Un modèle de soins unique menacé
Créé en 1981 dans le cadre de la politique de psychiatrie de secteur, le CAC Ginette Amado incarnait une approche « désaliénante » visant à réintégrer les patients dans la société. Selon Benjamin Gavrois, infirmier et représentant syndical CGT qui y travaille depuis dix ans, « c'est une situation triste qui révèle un mouvement global de destruction de la psychiatrie publique ». Il déplore la fin d'« une certaine manière de soigner », où la proximité et le lien étaient au cœur du dispositif.
Une fermeture sans fracas mais lourde de conséquences
La disparition de ce centre s'inscrit dans un contexte plus large de démantèlement des structures de psychiatrie de secteur en France. Le collectif pour sauver le CAC Ginette Amado dénonce un effacement progressif qui fragilise l'accès aux soins pour les personnes en souffrance psychique. L'établissement, nommé d'après le dernier médecin directeur de l'hôpital Sainte-Anne, était un maillon essentiel du réseau de soins parisien.
« Cela va laisser un vide immense dans le quartier », témoigne un ancien patient. « Ici, on était écouté, soutenu, sans être enfermé. C'est une perte énorme pour la psychiatrie de proximité. »

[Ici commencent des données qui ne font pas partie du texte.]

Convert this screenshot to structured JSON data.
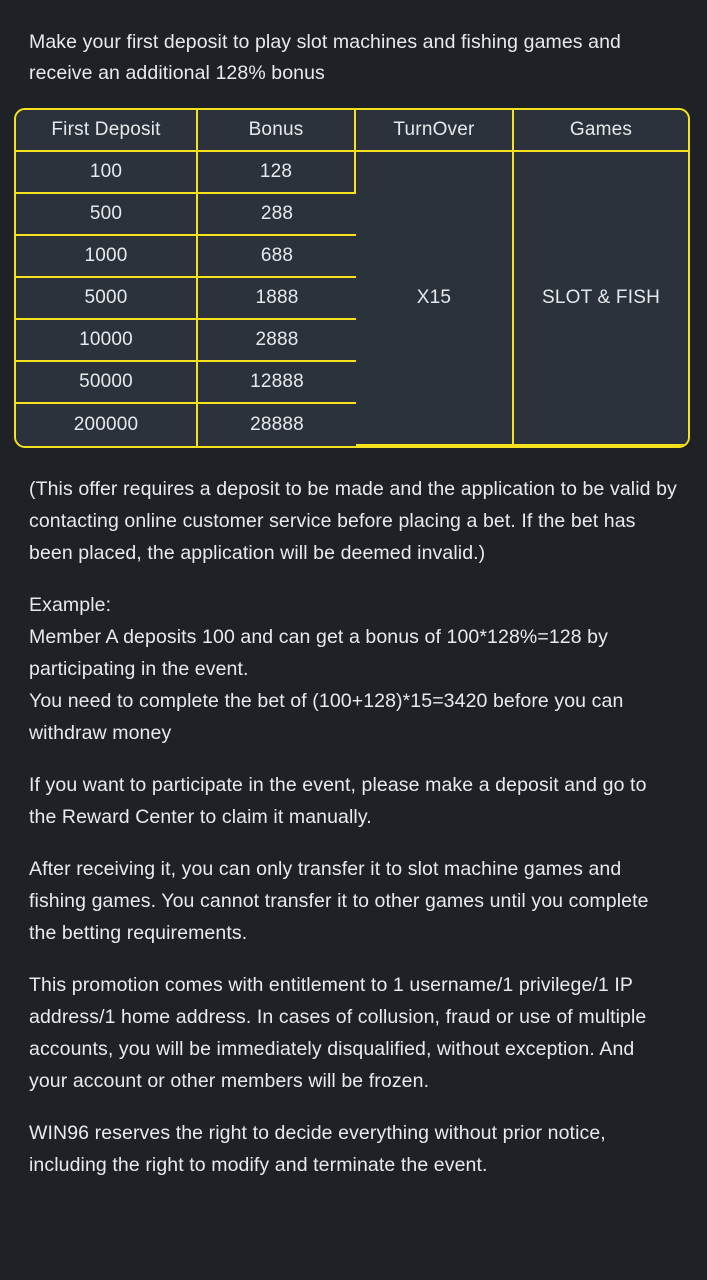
{
  "intro": "Make your first deposit to play slot machines and fishing games and receive an additional 128% bonus",
  "table": {
    "headers": {
      "first_deposit": "First Deposit",
      "bonus": "Bonus",
      "turnover": "TurnOver",
      "games": "Games"
    },
    "rows": [
      {
        "first_deposit": "100",
        "bonus": "128"
      },
      {
        "first_deposit": "500",
        "bonus": "288"
      },
      {
        "first_deposit": "1000",
        "bonus": "688"
      },
      {
        "first_deposit": "5000",
        "bonus": "1888"
      },
      {
        "first_deposit": "10000",
        "bonus": "2888"
      },
      {
        "first_deposit": "50000",
        "bonus": "12888"
      },
      {
        "first_deposit": "200000",
        "bonus": "28888"
      }
    ],
    "turnover_value": "X15",
    "games_value": "SLOT & FISH",
    "border_color": "#f5e11e",
    "cell_background": "#2b323b"
  },
  "paragraphs": {
    "disclaimer": "(This offer requires a deposit to be made and the application to be valid by contacting online customer service before placing a bet. If the bet has been placed, the application will be deemed invalid.)",
    "example_label": "Example:",
    "example_line1": "Member A deposits 100 and can get a bonus of 100*128%=128 by participating in the event.",
    "example_line2": "You need to complete the bet of (100+128)*15=3420 before you can withdraw money",
    "participate": "If you want to participate in the event, please make a deposit and go to the Reward Center to claim it manually.",
    "transfer": "After receiving it, you can only transfer it to slot machine games and fishing games. You cannot transfer it to other games until you complete the betting requirements.",
    "entitlement": "This promotion comes with entitlement to 1 username/1 privilege/1 IP address/1 home address. In cases of collusion, fraud or use of multiple accounts, you will be immediately disqualified, without exception. And your account or other members will be frozen.",
    "rights": "WIN96 reserves the right to decide everything without prior notice, including the right to modify and terminate the event."
  },
  "theme": {
    "page_background": "#1e2227",
    "text_color": "#e8eaec",
    "accent": "#f5e11e"
  }
}
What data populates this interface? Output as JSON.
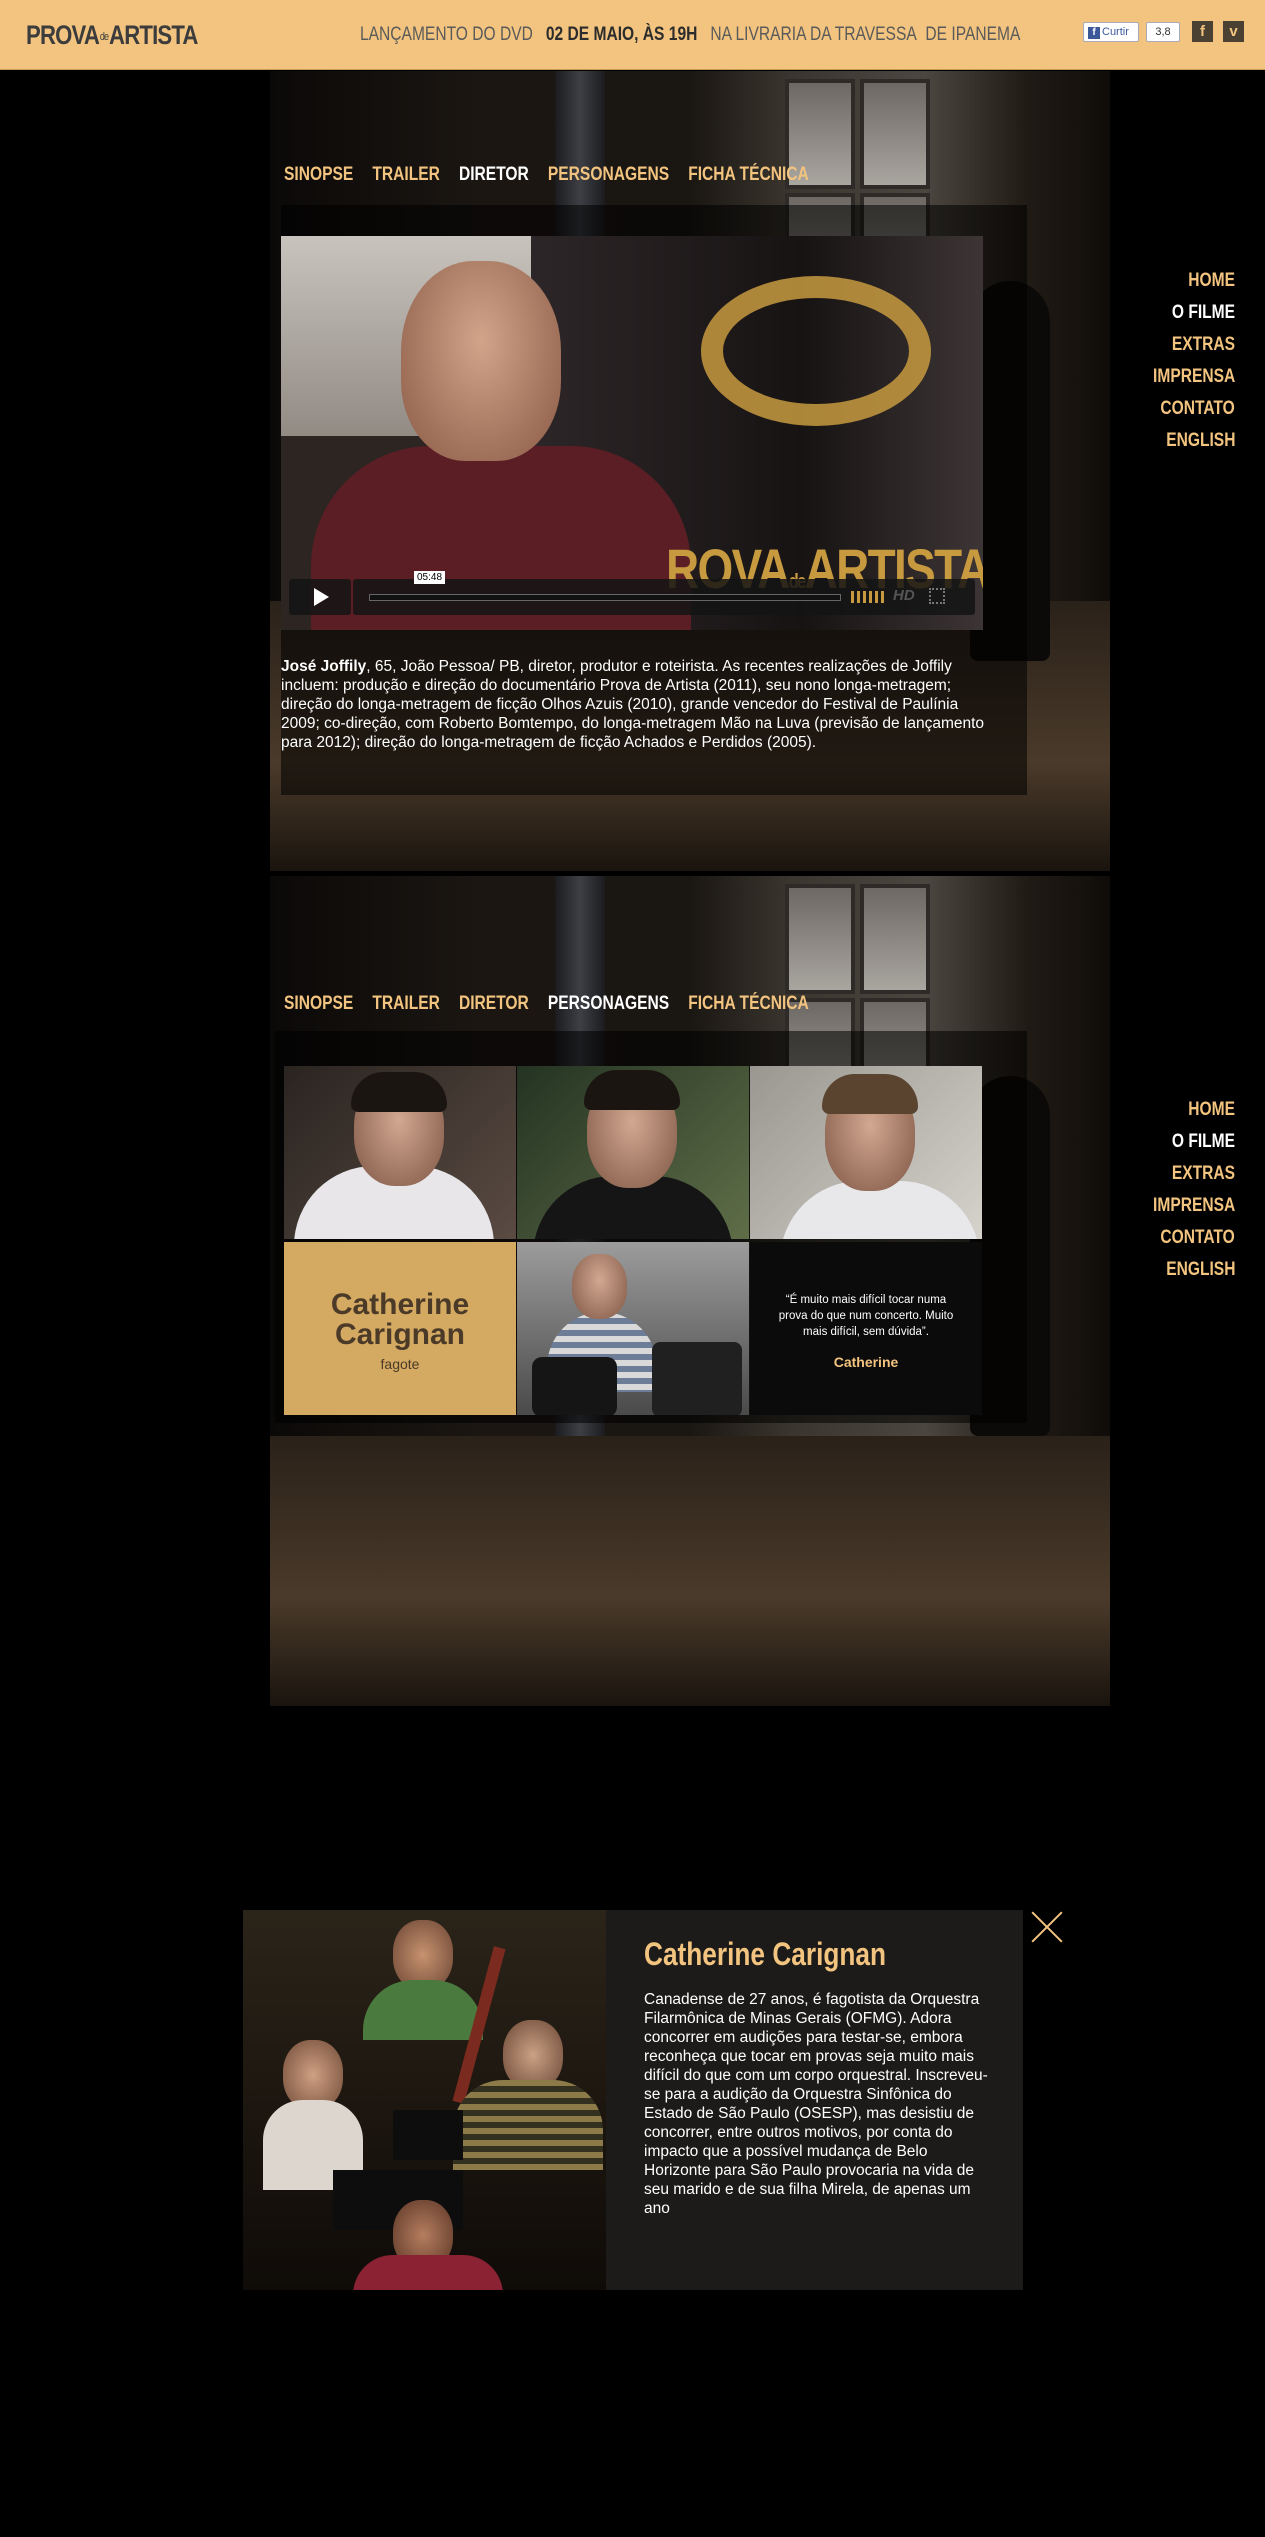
{
  "header": {
    "logo_prova": "PROVA",
    "logo_de": "de",
    "logo_artista": "ARTISTA",
    "announce_1": "LANÇAMENTO DO DVD",
    "announce_2": "02 DE MAIO, ÀS 19H",
    "announce_3": "NA LIVRARIA DA TRAVESSA",
    "announce_4": "DE IPANEMA",
    "like_label": "Curtir",
    "like_count": "3,8",
    "facebook_glyph": "f",
    "vimeo_glyph": "v"
  },
  "tabs": [
    "SINOPSE",
    "TRAILER",
    "DIRETOR",
    "PERSONAGENS",
    "FICHA TÉCNICA"
  ],
  "sidenav": [
    "HOME",
    "O FILME",
    "EXTRAS",
    "IMPRENSA",
    "CONTATO",
    "ENGLISH"
  ],
  "video": {
    "timecode": "05:48",
    "hd_label": "HD",
    "poster_title_pre": "ROVA",
    "poster_title_de": "de",
    "poster_title_post": "ARTISTA",
    "progress": 0.0
  },
  "bio": {
    "name": "José Joffily",
    "text": ", 65, João Pessoa/ PB, diretor, produtor e roteirista. As recentes realizações de Joffily incluem: produção e direção do documentário Prova de Artista (2011), seu nono longa-metragem; direção do longa-metragem de ficção Olhos Azuis (2010), grande vencedor do Festival de Paulínia 2009; co-direção, com Roberto Bomtempo, do longa-metragem Mão na Luva (previsão de lançamento para 2012); direção do longa-metragem de ficção Achados e Perdidos (2005)."
  },
  "character_card": {
    "name_line1": "Catherine",
    "name_line2": "Carignan",
    "instrument": "fagote"
  },
  "quote": {
    "text": "“É muito mais difícil tocar numa prova do que num concerto. Muito mais difícil, sem dúvida”.",
    "author": "Catherine"
  },
  "modal": {
    "title": "Catherine Carignan",
    "text": "Canadense de 27 anos, é fagotista da Orquestra Filarmônica de Minas Gerais (OFMG). Adora concorrer em audições para testar-se, embora reconheça que tocar em provas seja muito mais difícil do que com um corpo orquestral. Inscreveu-se para a audição da Orquestra Sinfônica do Estado de São Paulo (OSESP), mas desistiu de concorrer, entre outros motivos, por conta do impacto que a possível mudança de Belo Horizonte para São Paulo provocaria na vida de seu marido e de sua filha Mirela, de apenas um ano"
  },
  "colors": {
    "accent": "#f2c47f",
    "header_bg": "#f2c47f",
    "card_bg": "#d4a962"
  }
}
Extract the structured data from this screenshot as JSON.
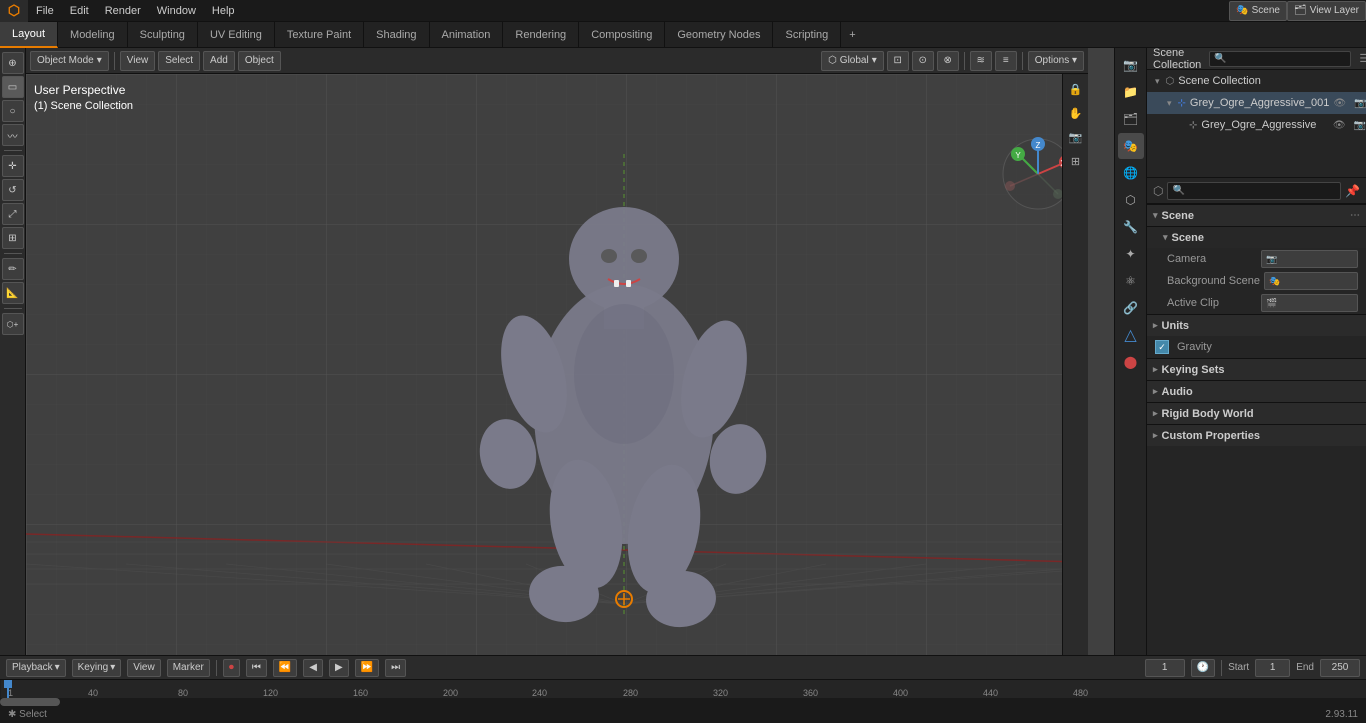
{
  "app": {
    "title": "Blender",
    "version": "2.93.11"
  },
  "top_menu": {
    "items": [
      "File",
      "Edit",
      "Render",
      "Window",
      "Help"
    ]
  },
  "workspace_tabs": {
    "tabs": [
      "Layout",
      "Modeling",
      "Sculpting",
      "UV Editing",
      "Texture Paint",
      "Shading",
      "Animation",
      "Rendering",
      "Compositing",
      "Geometry Nodes",
      "Scripting"
    ],
    "active": "Layout"
  },
  "viewport": {
    "mode": "Object Mode",
    "view_label": "View",
    "select_label": "Select",
    "add_label": "Add",
    "object_label": "Object",
    "transform": "Global",
    "snap_label": "Options",
    "view_info_line1": "User Perspective",
    "view_info_line2": "(1) Scene Collection"
  },
  "gizmo": {
    "x_color": "#ff4444",
    "y_color": "#88cc44",
    "z_color": "#4488ff"
  },
  "outliner": {
    "title": "Scene Collection",
    "items": [
      {
        "label": "Scene Collection",
        "icon": "collection",
        "indent": 0
      },
      {
        "label": "Grey_Ogre_Aggressive_001",
        "icon": "armature",
        "indent": 1,
        "selected": true
      },
      {
        "label": "Grey_Ogre_Aggressive",
        "icon": "mesh",
        "indent": 2
      }
    ]
  },
  "properties": {
    "active_tab": "scene",
    "scene_header": "Scene",
    "scene_label": "Scene",
    "properties_header": {
      "title": "Scene",
      "subtitle": "Scene"
    },
    "camera": {
      "label": "Camera",
      "value": ""
    },
    "background_scene": {
      "label": "Background Scene",
      "value": ""
    },
    "active_clip": {
      "label": "Active Clip",
      "value": ""
    },
    "units": {
      "label": "Units",
      "collapsed": true
    },
    "gravity": {
      "label": "Gravity",
      "enabled": true
    },
    "keying_sets": {
      "label": "Keying Sets",
      "collapsed": true
    },
    "audio": {
      "label": "Audio",
      "collapsed": true
    },
    "rigid_body_world": {
      "label": "Rigid Body World",
      "collapsed": true
    },
    "custom_properties": {
      "label": "Custom Properties",
      "collapsed": true
    }
  },
  "timeline": {
    "playback_label": "Playback",
    "keying_label": "Keying",
    "view_label": "View",
    "marker_label": "Marker",
    "frame_current": "1",
    "start_label": "Start",
    "start_value": "1",
    "end_label": "End",
    "end_value": "250",
    "frame_markers": [
      "1",
      "40",
      "80",
      "120",
      "160",
      "200",
      "240"
    ]
  },
  "status_bar": {
    "select_label": "Select",
    "version": "2.93.11"
  },
  "icons": {
    "arrow_right": "▶",
    "arrow_down": "▼",
    "cursor": "⊕",
    "move": "✛",
    "rotate": "↺",
    "scale": "⤢",
    "transform": "⊞",
    "annotate": "✏",
    "measure": "📐",
    "eye": "👁",
    "camera": "📷",
    "render": "🎬",
    "scene": "🎭",
    "world": "🌍",
    "object": "⬡",
    "modifier": "🔧",
    "particles": "✦",
    "physics": "⚛",
    "constraints": "🔗",
    "data": "▽",
    "material": "⬤",
    "chevron_down": "▾",
    "chevron_right": "▸",
    "add": "+"
  },
  "prop_icons": {
    "render": "📷",
    "output": "📁",
    "view_layer": "🗂",
    "scene": "🎭",
    "world": "🌐",
    "object": "⬡",
    "modifier": "🔧",
    "particles": "✦",
    "physics": "⚛",
    "constraints": "🔗",
    "object_data": "△",
    "material": "⬤"
  }
}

Un signal d'alarme pour la psychiatrie publique
Cette fermeture intervient alors que le gouvernement mène une réforme de l'offre de soins psychiatriques, privilégiant les hospitalisations de courte durée et les structures lourdes au détriment des dispositifs légers de proximité. Les syndicats et associations de patients redoutent que d'autres centres similaires ne subissent le même sort. Le collectif appelle à une mobilisation citoyenne pour préserver ce qui reste de la psychiatrie de secteur.
Le CAC Ginette Amado accueillait chaque année plusieurs centaines de patients en crise, évitant des hospitalisations longues et coûteuses. Sa fermeture marque un tournant dans l'histoire de la psychiatrie parisienne et pose la question de l'avenir des soins de proximité en France.